Hal lainnya yang membuat saya ingin terus menekuni ilmu pendidikan khusus ini, khususnya di pendidikan autisme adalah karena sedikitnya minat keprofesian dan minimnya informasi masayarakat terhadap keilmuan ini. Padahal ilmu ini akan sangat dibutuhkan setidaknya lima hingga sepuluh tahun ke depan karena semakin meningkatkan jumlah anak dengan autisme.

FYI, di sini disebutkan bahwa duabelas tahun lalu terdapat 1 per 500 anak didiagnosis autism. Kiini diperkirakan 1 per 250 anak dengan autisme. Itu artinya jumlah anak dengan autisme semakin meningkat dari tahun ke tahun.

Insya Allah saya akan belajar menebarkan manfaat keilmuan ini lebih luas lagi agar Indonesia, khususnya lingkungan saya, agar masyarakat bisa lebih menerima keberadaan mereka yang mengalami keautistikan. Lebih jauh lagi berharap masyarakat bisa ikut membantu individu dengan autisme untuk bisa hidup sebagaimana kita pada umumnya.

Strategi Menuntut Ilmu Pendidikan Khusus untuk Autisme ala Lisfah

Sejujurya, untuk bisa menekuni pendidikan khusus untuk autism di Indonesia saat ini tidak mudah. Sedikit referensi ilmiah, sedikit lembaga keilmuannya, dan sedikit pula yang tahu tentang hal ini. Karena ini saya mempunyai strategi yang terdiri dari beberapa cara yang bisa saya lakukan secara terikat ataupun tidak. Maksudnya adalah saya mencoba membuat strategi agar proses menekuni ilmu ini bisa dimaksimalkan, baik itu secara formal ataupun nonformal.

Pertama saya menargetkan diri untuk membaca tentang pendidikan khusus dan keautistikkan minimal dua kali seminggu, baik itu artikel, jurnal ilmiah, atau berita. Target ini insya Allah saya capai melalui beberapa website yang saya percayai penulisan dan pembahasannya cukup ilmiah, yakni www.autisme.com, www.autismspeak.org, www.templegrandin.comwww.nationalautismassociation.org, www.disabilityscoop.com, www.autismnj.org, www.autism-society.org, dan lain-lain.

Kedua adalah saya belajar mengerucutkan lingkup media sosial saya pada pendidikan khusus untuk individu dengan autisme.

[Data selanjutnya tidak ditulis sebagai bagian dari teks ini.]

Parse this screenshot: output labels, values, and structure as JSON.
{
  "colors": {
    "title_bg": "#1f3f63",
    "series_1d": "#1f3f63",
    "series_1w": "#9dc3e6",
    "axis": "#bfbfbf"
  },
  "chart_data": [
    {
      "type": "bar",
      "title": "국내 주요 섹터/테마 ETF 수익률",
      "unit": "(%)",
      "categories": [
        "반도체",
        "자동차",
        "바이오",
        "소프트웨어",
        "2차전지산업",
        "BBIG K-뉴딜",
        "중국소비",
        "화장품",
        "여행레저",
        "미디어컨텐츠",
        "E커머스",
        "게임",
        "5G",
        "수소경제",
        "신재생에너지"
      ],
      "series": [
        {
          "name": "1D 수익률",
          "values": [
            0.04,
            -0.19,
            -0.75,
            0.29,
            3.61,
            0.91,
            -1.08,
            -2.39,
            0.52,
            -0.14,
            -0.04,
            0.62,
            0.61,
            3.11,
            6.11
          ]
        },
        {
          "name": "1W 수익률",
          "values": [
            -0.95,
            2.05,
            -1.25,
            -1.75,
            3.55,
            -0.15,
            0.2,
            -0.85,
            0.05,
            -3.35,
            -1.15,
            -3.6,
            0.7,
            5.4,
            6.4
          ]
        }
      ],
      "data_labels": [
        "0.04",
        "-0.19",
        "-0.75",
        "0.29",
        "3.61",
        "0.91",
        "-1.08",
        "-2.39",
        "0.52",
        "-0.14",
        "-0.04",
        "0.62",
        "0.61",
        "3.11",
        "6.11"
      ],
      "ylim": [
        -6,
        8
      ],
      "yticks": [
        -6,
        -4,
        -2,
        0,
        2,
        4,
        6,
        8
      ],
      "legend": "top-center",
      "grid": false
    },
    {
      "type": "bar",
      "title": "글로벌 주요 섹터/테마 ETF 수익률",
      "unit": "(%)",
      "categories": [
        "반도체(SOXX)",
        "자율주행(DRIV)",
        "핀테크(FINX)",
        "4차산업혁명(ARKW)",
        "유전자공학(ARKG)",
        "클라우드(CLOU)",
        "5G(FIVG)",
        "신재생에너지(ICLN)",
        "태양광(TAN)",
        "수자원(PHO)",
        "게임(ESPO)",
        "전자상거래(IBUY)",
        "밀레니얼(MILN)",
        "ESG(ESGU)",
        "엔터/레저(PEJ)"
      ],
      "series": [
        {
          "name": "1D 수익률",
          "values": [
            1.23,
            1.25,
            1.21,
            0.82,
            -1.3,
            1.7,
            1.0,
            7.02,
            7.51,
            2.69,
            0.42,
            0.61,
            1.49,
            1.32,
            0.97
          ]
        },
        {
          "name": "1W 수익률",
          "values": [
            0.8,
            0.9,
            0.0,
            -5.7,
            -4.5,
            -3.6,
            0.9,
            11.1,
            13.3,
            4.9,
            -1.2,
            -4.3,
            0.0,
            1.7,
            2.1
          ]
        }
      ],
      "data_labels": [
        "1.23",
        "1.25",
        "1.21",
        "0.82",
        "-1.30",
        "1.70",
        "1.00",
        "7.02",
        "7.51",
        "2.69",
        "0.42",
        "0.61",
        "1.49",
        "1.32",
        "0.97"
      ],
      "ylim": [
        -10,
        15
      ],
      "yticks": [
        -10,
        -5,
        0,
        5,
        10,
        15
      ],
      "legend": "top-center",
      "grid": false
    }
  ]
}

Jadi setiap media sosial yang saya gunakan bukan untuk mengetahui aktivitas teman-teman saya, melainkan untuk mengais ilmu dari akun sesama pengajar anak dengan autisme di dalam dan luar negeri, akun lembaga pendidikan dan penanganan autisme, dan akun orang tua dengan anak berkebutuhan khusus.

Strategi saya yang lainnya adalah memaksimalkan pengamatan terhadap murid-murid besar saya selama mengajar. Tujuan sebenarnya adalah menemukan setiap kasus yang bisa saya teluri penyelesaiannya, baik itu secara ilmiah ataupun trail and error.

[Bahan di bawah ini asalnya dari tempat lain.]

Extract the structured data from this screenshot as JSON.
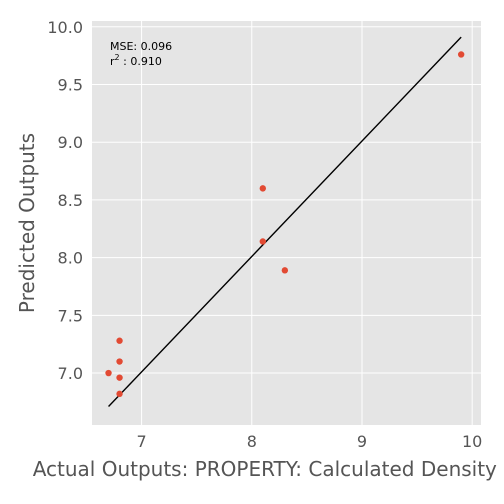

Kemudian, masih berhubungan dengan strategi sebelumnya, besar harapan saya bahwa kasus-kasus yang saya amati ini nantinya bisa saya jadikan tulisan, entah itu tulisan ringan ataupun ilmiah. Masih berkorelasi dengan strastegi kedua juga, media sosial yang saya gunakan seperti blogspot, Instagram, Facebook, insya Allah saya maksimalkan untuk memposting tulisan-tulisan ringan mengenai murid-murid besar saya. Tujuannya bukan agar orang-orang tahu aktivitas saya selama di tempat mengajar, melainkan agar orang yang awam pada anak dengan autisme bisa mendapat gambaran tentang siapa dan bagaimana kehidupan anak dengan autisme.

Alhamdulillah, berkat tulisan-tulisan saya, ada cukup banyak email atau pesan masuk melalui akun media sosial saya yang menanyakan tentang penanganan autisme. Yang selalu membuat saya terharu adalah ada saja pesan-pesan yang masuk dari murid-murid SMA yang berkeinginan menjadi pengajar pendidikan khusus seperti saya. Alhamdulillah :)

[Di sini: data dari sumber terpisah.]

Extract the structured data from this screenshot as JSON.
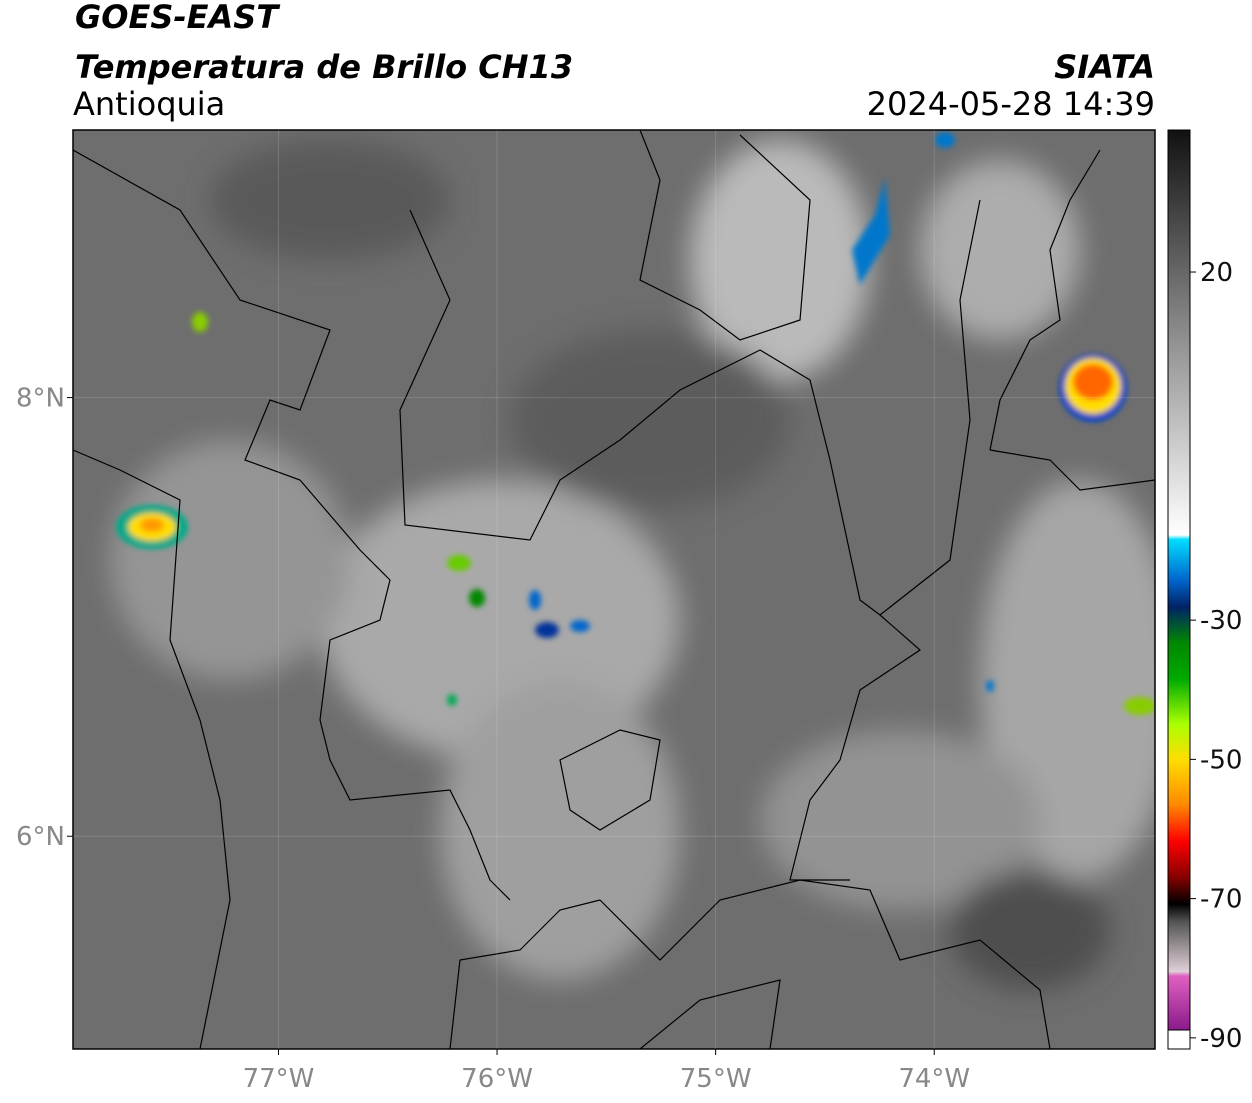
{
  "header": {
    "title": "GOES-EAST",
    "subtitle": "Temperatura de Brillo CH13",
    "region": "Antioquia",
    "source": "SIATA",
    "datetime": "2024-05-28 14:39"
  },
  "map": {
    "xlim": [
      -77.94,
      -72.99
    ],
    "ylim": [
      5.03,
      9.22
    ],
    "xticks": [
      {
        "value": -77,
        "label": "77°W"
      },
      {
        "value": -76,
        "label": "76°W"
      },
      {
        "value": -75,
        "label": "75°W"
      },
      {
        "value": -74,
        "label": "74°W"
      }
    ],
    "yticks": [
      {
        "value": 8,
        "label": "8°N"
      },
      {
        "value": 6,
        "label": "6°N"
      }
    ]
  },
  "colorbar": {
    "ylim": [
      -91.6,
      40.4
    ],
    "yticks": [
      20,
      -30,
      -50,
      -70,
      -90
    ]
  }
}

Strategi selanjutnya adalah mendatangi seminar atau diskusi ilmiah berkaitan dengan pendidikan khusus, terlebih terkait pendidikan anak dan dewasa dengan autisme. Sayangnya strategi ini belum cukup efektif dilakukan karena minimnya lembaga yang mengadakan seminar dan diskusi ilmiah yang mengangkat keilmuan ini dari sisi pendidikan, kalau pun ada umumnya dilaksanakan di luar negeri.

Dikarenakan hal di atas, munculah strategi baru yang saya persiapkan bersama beberapa teman seprofesi dan sefrekuensi dalam komunitas yang kami namai kitainklusi. Di komunitas ini insya Allah salah satu agendanya adalah mengadakan diskusi mengenai autisme dengan sudut pandang utama pendidikan. Walaupun baru  berlangsung secara online, saya berharap kami bisa konsisten di kitainklusi. Amiin.

Selanjutnya adalah strategi yang sebenarnya agak berat buat saya dan masih meraba-raba proses pelaksanaannya, yakni melakukan penelitian mandiri terkait dengan kasus-kasus yang saya temui di lapangan. Kendalanya sebenarnya satu, diri saya sendiri yang kurang percaya diri untuk memulai.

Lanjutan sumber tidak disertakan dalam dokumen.